Cemaat ayrıca normal bir yemek veya ziyafet değildir.
“Bu nedenle bir yerde bir araya geldiğinizde, bu Rab'bin akşam yemeğini yemek değildir. Çünkü yemek yerken herkes kendi yemeğini diğerinden önce alır: ve biri aç, diğeri sarhoş. Ne? Yiyip içmek için evleriniz yok mu? Ya da Tanrı'nın kilisesini küçümseyip, olmayanları utandırmak mı? Sana ne diyeyim? Bu konuda seni öveyim mi? Seni övüyorum değil." ~ 1 Korintliler 11:20-22
Cemaat kavramı Rab ile çok özel bir şeydir. Kâfir ve münafık ile hiçbir şekilde karışmamalıdır. Ne Rab'bin sofrasında, ne de bizim ibadetimizde.
“İnananlarla eşitsiz boyunduruk altına girmeyin: çünkü doğrulukla haksızlık arasında ne tür bir paydaşlık vardır? ve karanlıkla ışığın hangi birlikteliği var? Ve Mesih'in Belial ile nasıl bir uyumu var? Ya da kâfir ile iman edenin payı nedir?” ~ 2 Korintliler 6:14-15
Rab'bin akşam yemeği, Rab'bin uzun zamandır havarileriyle birlikte yemek istediği çok özel bir yemekti. Acı çekmeden önce onlarla son yemeğiydi. Ve cemaat aslında acı çekmek üzere olduğu şeyi temsil ediyordu. Cemaat, onun insanlığa olan kurban sevgisini ve insanlığın bu aynı kurban sevgisinin kendi içlerinde gerçekleşmesini isteme arzusunu temsil ediyordu.
“Ve saat gelince oturdu ve on iki havari de onunla birlikte. Ve onlara dedi: Acı çekmeden önce bu Fıshı sizinle birlikte yemeyi arzu ettim: Çünkü size derim, Allah'ın melekûtunda tamamlanıncaya kadar ondan bir daha yemeyeceğim." ~ Luka 22:14-16
İsa, Pentekost'tan sonraki günleri sabırsızlıkla bekliyordu. Çünkü o zaman Kutsal Ruhu'nu dolduran insanlar da isteyerek, Mesih'in birliğine ve kurban sevgisine ortak olmak için acı çekeceklerdi.
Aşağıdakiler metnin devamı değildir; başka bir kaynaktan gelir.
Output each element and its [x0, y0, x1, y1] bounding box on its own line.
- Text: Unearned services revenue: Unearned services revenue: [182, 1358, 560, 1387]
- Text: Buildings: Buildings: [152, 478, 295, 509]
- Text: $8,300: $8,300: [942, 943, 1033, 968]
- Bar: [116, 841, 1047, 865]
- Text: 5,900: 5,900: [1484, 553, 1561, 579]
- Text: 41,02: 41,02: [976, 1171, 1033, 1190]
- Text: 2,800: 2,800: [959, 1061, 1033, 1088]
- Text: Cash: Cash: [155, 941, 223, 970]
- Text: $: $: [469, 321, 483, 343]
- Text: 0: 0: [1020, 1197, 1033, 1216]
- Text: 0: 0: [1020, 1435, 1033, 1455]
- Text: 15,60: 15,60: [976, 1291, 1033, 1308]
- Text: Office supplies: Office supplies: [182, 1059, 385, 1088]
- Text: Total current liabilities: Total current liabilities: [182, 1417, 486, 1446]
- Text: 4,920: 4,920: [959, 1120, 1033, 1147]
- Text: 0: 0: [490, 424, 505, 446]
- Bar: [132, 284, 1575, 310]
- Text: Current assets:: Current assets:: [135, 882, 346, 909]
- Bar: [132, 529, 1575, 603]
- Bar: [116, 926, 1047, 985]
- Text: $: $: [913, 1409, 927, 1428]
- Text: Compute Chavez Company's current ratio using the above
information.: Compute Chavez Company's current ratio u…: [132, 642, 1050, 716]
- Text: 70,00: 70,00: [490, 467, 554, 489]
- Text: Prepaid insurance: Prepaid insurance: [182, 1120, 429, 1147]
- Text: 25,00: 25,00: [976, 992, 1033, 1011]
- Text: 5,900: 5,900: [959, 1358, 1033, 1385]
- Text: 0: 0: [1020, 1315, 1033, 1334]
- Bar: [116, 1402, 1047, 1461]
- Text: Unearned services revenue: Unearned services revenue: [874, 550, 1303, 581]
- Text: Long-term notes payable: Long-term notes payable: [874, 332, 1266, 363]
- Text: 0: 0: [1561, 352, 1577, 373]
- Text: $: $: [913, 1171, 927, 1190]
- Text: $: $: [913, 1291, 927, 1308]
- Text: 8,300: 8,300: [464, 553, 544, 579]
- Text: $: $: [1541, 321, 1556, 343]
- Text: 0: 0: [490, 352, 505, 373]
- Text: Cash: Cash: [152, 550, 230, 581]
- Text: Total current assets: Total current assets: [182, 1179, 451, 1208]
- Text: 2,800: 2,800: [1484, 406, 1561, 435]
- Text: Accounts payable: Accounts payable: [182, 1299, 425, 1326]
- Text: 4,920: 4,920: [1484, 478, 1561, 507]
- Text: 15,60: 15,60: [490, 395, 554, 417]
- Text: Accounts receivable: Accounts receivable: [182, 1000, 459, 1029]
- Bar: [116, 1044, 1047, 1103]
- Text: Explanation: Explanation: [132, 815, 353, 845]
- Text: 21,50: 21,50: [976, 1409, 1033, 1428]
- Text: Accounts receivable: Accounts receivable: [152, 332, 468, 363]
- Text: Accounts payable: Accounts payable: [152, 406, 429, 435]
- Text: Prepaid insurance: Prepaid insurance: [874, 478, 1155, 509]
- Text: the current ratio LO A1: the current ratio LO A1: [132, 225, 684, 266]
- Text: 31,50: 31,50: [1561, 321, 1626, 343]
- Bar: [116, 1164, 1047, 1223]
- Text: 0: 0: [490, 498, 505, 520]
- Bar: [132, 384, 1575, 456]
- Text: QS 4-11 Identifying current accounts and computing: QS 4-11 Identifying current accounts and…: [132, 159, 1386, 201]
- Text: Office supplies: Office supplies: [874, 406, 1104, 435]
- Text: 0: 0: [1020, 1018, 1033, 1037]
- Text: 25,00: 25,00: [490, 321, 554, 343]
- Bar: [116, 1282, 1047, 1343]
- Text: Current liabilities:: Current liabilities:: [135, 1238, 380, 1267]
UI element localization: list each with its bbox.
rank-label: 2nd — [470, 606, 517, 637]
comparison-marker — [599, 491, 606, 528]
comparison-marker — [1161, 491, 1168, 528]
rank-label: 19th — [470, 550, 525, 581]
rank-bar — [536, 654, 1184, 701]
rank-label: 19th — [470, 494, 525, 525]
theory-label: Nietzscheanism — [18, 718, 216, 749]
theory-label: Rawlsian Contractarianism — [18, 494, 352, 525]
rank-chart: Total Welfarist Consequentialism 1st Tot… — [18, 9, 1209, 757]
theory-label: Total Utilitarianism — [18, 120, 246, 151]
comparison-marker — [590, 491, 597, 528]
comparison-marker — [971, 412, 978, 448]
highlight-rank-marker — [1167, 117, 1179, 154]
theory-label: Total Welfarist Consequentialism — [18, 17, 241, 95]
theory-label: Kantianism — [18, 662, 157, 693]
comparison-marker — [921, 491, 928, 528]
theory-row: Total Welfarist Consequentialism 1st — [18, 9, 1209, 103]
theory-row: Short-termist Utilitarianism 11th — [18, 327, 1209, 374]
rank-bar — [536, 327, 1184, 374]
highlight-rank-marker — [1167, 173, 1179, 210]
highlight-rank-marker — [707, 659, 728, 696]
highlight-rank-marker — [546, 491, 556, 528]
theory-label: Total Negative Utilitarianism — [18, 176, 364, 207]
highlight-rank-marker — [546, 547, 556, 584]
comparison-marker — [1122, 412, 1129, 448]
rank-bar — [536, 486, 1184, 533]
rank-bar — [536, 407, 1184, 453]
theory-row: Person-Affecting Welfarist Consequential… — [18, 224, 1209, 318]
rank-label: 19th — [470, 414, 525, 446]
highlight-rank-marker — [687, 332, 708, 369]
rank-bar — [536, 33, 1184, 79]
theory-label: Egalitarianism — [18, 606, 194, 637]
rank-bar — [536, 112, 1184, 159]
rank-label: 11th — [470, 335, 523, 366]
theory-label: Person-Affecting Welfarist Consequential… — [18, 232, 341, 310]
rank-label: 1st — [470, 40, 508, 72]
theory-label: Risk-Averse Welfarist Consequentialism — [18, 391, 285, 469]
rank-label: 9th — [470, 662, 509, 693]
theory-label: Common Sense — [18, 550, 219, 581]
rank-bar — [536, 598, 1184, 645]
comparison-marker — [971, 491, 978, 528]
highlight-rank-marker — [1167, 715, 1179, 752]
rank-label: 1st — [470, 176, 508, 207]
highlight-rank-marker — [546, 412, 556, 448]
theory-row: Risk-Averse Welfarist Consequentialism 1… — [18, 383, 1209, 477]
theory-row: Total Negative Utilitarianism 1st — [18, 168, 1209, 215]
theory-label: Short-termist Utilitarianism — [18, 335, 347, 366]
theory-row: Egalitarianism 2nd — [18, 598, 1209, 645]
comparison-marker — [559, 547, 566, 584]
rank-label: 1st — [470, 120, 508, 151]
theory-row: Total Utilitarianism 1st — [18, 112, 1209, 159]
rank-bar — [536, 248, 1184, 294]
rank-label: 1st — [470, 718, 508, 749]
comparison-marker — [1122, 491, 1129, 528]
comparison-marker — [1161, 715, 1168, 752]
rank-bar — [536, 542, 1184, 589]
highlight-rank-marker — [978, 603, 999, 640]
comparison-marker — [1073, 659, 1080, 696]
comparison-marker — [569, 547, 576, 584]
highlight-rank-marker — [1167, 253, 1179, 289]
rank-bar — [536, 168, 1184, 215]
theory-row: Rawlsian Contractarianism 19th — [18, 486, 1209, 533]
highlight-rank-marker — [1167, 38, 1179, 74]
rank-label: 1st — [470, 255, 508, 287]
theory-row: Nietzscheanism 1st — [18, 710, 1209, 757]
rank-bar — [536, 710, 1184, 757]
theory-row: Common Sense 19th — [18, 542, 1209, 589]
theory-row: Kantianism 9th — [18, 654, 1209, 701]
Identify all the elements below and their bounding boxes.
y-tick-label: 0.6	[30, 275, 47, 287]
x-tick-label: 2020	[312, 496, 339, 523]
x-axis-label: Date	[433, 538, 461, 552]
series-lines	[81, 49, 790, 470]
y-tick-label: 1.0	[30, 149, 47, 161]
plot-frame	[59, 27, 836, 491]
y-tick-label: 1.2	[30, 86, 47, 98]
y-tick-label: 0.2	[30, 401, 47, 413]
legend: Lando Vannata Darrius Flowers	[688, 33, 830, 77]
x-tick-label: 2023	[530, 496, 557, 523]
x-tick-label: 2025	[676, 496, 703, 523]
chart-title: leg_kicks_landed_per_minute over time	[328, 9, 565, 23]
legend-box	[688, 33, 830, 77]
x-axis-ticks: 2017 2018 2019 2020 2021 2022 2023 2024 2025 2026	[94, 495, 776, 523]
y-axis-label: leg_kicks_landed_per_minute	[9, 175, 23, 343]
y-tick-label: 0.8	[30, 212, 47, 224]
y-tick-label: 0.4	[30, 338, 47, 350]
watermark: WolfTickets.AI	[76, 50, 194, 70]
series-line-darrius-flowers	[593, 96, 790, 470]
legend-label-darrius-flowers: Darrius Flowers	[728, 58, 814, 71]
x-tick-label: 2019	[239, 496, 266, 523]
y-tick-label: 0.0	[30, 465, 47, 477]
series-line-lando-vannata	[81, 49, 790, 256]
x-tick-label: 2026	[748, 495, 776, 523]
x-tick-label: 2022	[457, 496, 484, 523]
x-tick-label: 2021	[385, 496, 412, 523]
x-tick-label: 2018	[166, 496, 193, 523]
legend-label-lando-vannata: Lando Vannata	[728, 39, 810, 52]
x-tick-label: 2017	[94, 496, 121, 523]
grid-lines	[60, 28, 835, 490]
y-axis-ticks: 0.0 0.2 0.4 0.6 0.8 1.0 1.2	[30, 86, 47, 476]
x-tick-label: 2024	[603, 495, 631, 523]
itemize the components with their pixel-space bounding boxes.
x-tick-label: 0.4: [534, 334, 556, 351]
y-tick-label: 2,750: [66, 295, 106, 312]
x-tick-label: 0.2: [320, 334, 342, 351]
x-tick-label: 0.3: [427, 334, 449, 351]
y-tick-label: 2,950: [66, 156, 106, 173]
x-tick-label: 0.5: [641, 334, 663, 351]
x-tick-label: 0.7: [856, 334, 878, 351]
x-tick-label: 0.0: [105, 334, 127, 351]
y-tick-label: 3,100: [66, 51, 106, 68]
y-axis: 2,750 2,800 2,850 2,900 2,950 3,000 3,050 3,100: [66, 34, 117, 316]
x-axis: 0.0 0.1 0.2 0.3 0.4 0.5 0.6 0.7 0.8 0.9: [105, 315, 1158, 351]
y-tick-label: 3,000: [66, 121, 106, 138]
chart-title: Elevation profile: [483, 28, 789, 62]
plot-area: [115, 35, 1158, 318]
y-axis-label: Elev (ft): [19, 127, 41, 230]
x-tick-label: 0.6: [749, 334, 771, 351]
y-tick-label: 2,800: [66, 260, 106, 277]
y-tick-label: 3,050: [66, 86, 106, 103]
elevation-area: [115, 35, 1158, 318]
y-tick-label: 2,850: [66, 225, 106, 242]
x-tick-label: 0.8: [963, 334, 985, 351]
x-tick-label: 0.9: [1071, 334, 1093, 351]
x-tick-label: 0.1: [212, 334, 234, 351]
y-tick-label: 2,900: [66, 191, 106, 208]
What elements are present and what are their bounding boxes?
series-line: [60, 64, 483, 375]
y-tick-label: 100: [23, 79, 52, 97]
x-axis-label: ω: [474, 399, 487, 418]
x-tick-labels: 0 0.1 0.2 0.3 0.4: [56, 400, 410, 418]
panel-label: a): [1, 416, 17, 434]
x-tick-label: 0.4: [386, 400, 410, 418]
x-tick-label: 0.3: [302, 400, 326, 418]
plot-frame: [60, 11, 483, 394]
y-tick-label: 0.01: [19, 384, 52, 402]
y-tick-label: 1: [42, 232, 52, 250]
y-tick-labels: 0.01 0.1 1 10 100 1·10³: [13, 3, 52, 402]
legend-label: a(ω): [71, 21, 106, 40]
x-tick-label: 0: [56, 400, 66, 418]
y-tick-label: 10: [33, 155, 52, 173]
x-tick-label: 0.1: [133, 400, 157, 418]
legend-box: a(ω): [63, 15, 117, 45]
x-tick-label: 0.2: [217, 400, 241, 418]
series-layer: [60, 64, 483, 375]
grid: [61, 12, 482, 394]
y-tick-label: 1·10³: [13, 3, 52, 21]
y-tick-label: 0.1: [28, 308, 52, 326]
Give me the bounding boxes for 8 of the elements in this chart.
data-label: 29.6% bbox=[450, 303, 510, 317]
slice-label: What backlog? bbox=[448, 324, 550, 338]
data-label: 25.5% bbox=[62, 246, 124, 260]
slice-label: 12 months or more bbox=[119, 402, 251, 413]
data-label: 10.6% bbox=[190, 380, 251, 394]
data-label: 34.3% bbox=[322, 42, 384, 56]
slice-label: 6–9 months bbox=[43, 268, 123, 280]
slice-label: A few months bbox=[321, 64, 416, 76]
"Ve ekmek aldı, şükretti ve onu frenledi ve onlara verdi ve dedi: Bu sizin için verilen bedenimdir; bu beni anmak içindir. Aynı şekilde, akşam yemeğinden sonra, bu kâse sizin için dökülen kanımdaki yeni vasiyettir diyerek de. ~ Luka 22:19-20
Rab'bin akşam yemeği, Vahiy kitabında sözü edilen Kuzu'nun evlilik ziyafetiyle de yakından ilişkilidir. İsa Mesih ile kilisesi arasındaki gerçek ilişkiyi tam olarak anlamak için, Rab'bin akşam yemeği olan cemaatin gerçek anlamını da anlamalısınız.
“Ve bana dedi: Yaz, Kutsanmış olanlar Kuzu'nun nikah yemeğine çağrılır. Ve bana dedi: Bunlar Tanrı'nın gerçek sözleridir" ~ Vahiy 19:9
İsa, Vahiy'deki yedi kiliseye yaptığı son yorumlarında, halkını tekrar onunla akşam yemeği yemeye ve üstesinden geldiği aynı yolu aşmaya davet ediyor. İsa çarmıhta acı çekerek üstesinden geldi. Halkını sofraya davet eder, ya da aynı fedakarlık sevgisiyle birlik olur ki onlar da galip gelsinler.
“İşte, kapıda duruyorum ve çalıyorum: eğer biri sesimi duyar ve kapıyı açarsa, yanına geleceğim ve onunla yemek yiyeceğim, o da benimle. Galip gelene, benim tahtımda benimle oturmayı bahşedeceğim, ben de nasıl galip geldiysem ve Babamla birlikte onun tahtına oturduysam.” ~ Vahiy 3:20-21
İsa bizim için verdiği büyük sevgi kurbanını hatırlamamızı istiyor! Bu, onun ve başkaları için her zaman aynı şeyi yapmaya istekli olmamız içindir. Bu, gerçek halkının bugün bile onun anısına yapmaya devam etmesini istediği gerçek “Rab'bin Sofrası”dır.